Oil prices rose more than 2 percent on Tuesday, extending gains ahead of expected output cuts by producer cartel OPEC and a mandated reduction in Canadian supply. Brent crude oil rose $1.55 or 2.5 percent to a high of $63.24. U.S. light crude was $1.25 higher at $54.20. Both benchmarks climbed around 4 percent on Monday after U.S. President Donald Trump and Chinese President Xi Jinping agreed at a meeting of the Group of 20 industrialized nations (G20) to pause an escalating trade dispute.
The Middle East-dominated Organization of the Petroleum Exporting Countries will meet on Thursday in Vienna to agree future output and will discuss strategy with other producers outside OPEC, including Russia. OPEC and its allies are working towards a deal to reduce oil output by at least 1.3 million barrels per day (bpd), OPEC sources have told Reuters, adding that they were still talking to Russia about the extent of its production cuts. Helping OPEC in its efforts to rein in emerging oversupply was an order on Sunday by the Canadian province of Alberta for producers to scale back output by 325,000 bpd until excess crude in storage is reduced.

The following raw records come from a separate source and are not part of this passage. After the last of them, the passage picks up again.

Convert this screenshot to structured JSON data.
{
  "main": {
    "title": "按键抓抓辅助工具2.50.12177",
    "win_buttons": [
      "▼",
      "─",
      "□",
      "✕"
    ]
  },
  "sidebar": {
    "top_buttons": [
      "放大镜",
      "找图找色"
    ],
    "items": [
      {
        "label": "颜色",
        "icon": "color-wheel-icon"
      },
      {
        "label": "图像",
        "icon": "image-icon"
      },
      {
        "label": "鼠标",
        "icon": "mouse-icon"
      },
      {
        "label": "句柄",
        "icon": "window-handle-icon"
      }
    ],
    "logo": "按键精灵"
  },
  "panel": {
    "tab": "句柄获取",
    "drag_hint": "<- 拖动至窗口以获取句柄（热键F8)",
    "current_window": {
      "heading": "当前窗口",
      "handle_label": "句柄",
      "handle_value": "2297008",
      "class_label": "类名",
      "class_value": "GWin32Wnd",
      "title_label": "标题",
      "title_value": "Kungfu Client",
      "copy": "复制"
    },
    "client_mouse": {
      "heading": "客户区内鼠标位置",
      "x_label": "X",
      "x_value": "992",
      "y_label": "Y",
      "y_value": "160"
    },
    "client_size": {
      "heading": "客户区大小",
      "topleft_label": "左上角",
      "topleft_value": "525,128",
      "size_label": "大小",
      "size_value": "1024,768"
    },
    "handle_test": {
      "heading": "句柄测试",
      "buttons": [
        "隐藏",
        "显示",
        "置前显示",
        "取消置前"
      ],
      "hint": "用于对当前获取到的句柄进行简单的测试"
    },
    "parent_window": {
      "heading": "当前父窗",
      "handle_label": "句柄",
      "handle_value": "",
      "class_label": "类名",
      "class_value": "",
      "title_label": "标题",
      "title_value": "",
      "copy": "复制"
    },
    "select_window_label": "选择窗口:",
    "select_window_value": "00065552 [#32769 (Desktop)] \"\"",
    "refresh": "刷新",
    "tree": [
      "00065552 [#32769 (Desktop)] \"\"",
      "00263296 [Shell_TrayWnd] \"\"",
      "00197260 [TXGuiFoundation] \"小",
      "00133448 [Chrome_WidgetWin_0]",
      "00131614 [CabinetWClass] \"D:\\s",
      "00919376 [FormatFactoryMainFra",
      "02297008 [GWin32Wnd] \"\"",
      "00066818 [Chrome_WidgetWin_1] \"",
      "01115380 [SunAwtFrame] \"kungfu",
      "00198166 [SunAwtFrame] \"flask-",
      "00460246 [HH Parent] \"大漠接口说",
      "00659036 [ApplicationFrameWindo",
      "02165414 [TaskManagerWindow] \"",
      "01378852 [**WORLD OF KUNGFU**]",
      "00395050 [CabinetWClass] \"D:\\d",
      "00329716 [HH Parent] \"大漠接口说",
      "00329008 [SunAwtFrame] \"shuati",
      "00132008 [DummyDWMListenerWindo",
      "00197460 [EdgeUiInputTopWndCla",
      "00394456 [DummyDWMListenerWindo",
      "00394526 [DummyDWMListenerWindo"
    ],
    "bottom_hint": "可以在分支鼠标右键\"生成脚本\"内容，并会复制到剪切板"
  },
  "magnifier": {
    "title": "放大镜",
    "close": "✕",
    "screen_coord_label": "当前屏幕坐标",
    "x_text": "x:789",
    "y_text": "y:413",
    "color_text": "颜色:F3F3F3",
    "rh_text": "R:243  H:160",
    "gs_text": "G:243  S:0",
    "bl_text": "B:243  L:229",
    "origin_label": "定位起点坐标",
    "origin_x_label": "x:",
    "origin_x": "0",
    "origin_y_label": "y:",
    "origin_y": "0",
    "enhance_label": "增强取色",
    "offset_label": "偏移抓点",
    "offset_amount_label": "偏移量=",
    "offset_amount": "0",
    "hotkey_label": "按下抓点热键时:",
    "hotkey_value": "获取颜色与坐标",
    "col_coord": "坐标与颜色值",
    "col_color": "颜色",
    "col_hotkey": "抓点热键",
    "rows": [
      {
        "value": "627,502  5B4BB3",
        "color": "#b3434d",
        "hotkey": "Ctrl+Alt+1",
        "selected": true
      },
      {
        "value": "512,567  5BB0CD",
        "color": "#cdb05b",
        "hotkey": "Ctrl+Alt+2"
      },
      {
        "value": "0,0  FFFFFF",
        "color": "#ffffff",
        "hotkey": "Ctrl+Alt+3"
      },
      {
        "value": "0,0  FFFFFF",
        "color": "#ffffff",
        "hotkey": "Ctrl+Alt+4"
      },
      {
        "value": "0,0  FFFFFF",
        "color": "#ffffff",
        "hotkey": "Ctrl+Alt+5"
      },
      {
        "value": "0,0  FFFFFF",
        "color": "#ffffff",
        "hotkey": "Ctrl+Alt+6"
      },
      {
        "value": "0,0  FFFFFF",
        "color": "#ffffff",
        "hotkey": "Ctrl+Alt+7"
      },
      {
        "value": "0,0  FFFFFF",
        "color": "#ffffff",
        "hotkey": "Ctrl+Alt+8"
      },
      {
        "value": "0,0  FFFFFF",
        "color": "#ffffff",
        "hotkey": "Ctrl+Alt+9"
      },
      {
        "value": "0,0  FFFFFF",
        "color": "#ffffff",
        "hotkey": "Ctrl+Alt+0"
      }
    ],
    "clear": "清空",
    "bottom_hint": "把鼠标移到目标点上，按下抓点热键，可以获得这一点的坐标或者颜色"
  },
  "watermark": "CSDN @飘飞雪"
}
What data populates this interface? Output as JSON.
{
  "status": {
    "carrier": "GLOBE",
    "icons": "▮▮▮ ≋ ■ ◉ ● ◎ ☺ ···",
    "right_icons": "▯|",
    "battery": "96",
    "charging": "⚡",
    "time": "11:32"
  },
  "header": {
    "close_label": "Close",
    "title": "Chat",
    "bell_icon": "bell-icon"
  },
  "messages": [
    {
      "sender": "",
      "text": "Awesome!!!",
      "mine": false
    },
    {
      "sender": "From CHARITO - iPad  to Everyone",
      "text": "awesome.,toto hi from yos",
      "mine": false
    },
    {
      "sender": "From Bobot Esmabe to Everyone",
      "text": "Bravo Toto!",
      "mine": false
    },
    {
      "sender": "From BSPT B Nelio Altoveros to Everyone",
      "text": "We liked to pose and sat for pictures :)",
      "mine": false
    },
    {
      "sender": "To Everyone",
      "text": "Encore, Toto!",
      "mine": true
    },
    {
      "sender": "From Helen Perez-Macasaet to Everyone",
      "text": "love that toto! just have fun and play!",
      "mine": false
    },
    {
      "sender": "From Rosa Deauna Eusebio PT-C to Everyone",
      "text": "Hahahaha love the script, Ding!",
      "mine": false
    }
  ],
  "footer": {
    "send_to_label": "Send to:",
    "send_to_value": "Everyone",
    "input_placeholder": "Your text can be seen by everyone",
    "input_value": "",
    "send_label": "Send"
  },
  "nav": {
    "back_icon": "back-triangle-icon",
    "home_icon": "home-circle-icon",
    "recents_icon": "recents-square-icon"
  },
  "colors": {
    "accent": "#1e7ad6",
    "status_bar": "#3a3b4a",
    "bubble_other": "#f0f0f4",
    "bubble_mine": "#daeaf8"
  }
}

OPEC’s biggest problem is surging production in the United States where output, mostly from its southern shale fields, has grown by around 2 million bpd in a year to more than 11.5 million bpd. Barclays bank pointed out in a note to clients that oil production in the state of Texas alone “reached 4.69 million bpd in September, compared with Iraqi output of 4.66 million by our estimates”.